En janvier dernier, le gouvernement a nommé pour la première fois une conseillère en chef en matière de traite des personnes, Mme Jennifer Richardson, qui est elle-même une survivante et qui a travaillé de très près avec les communautés autochtones.
Malheureusement, Mme Richardson a quitté son poste en décembre dernier, moins d’un an après avoir été nommée — ce qui m’inquiète. Que s’est-il passé? Pourquoi n’a-t-on pas nommé de remplaçante? Le gouvernement est-il sérieux dans ses efforts en vue de lutter contre la traite des personnes?

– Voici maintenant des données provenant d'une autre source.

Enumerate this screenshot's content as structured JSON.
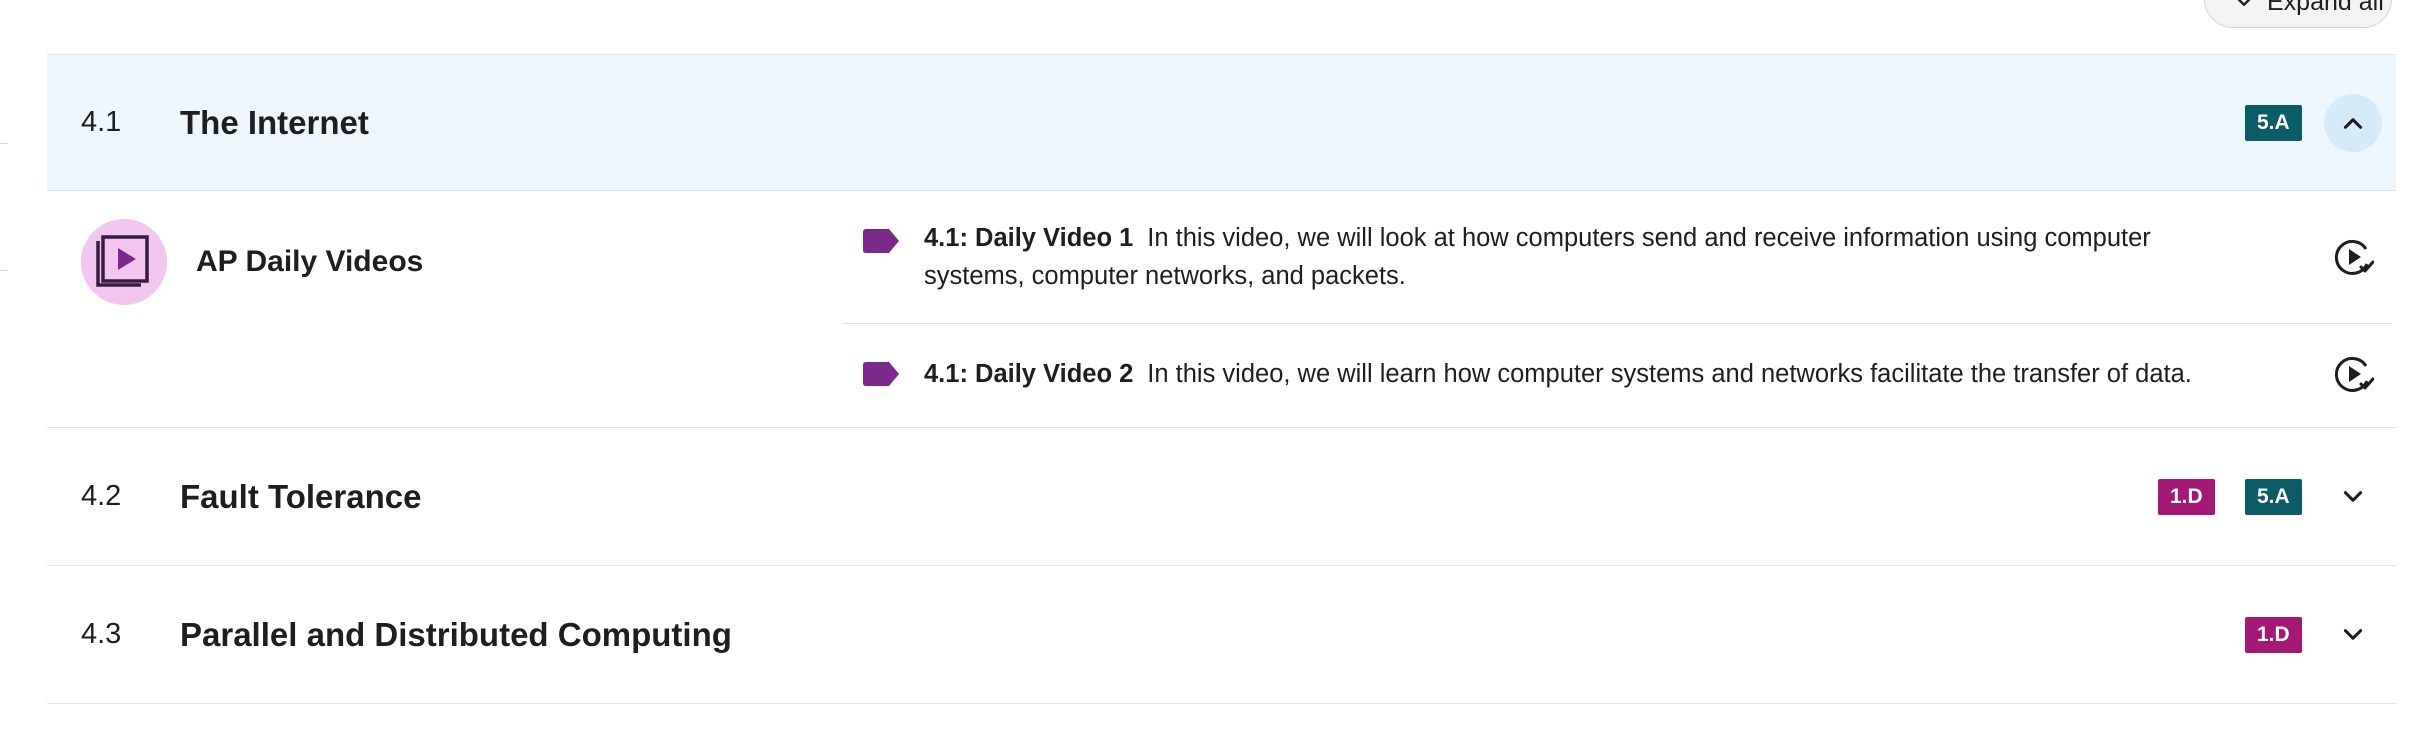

J’ai hâte de lire le dernier rapport de Mme Richardson, qui n’a pas encore été publié, de même que ses recommandations.
On a beaucoup de difficulté à connaître les résultats réels de cette stratégie fédérale. Il est donc évident qu’il faut mettre de la pression sur la machine. À titre de coprésidente du Groupe parlementaire multipartite de lutte contre l’esclavage moderne et la traite des personnes, je suis l’une de celles qui ont rencontré la conseillère Richardson.
Son défi était de taille : être entendue de l’intérieur du gouvernement.
Cette femme solide commençait à se familiariser avec ce rôle difficile, qui consiste à motiver et à rassembler tous les intervenants pour lutter contre la traite des personnes — et ils sont nombreux : Sécurité publique Canada, l’Agence des services frontaliers du Canada, le Centre d’analyse des opérations et déclarations financières du Canada, Immigration, Réfugiés et Citoyenneté Canada, Services publics et Approvisionnement Canada et Femmes et Égalité des genres Canada. Avec six ministères, il s’agit donc de tout un défi.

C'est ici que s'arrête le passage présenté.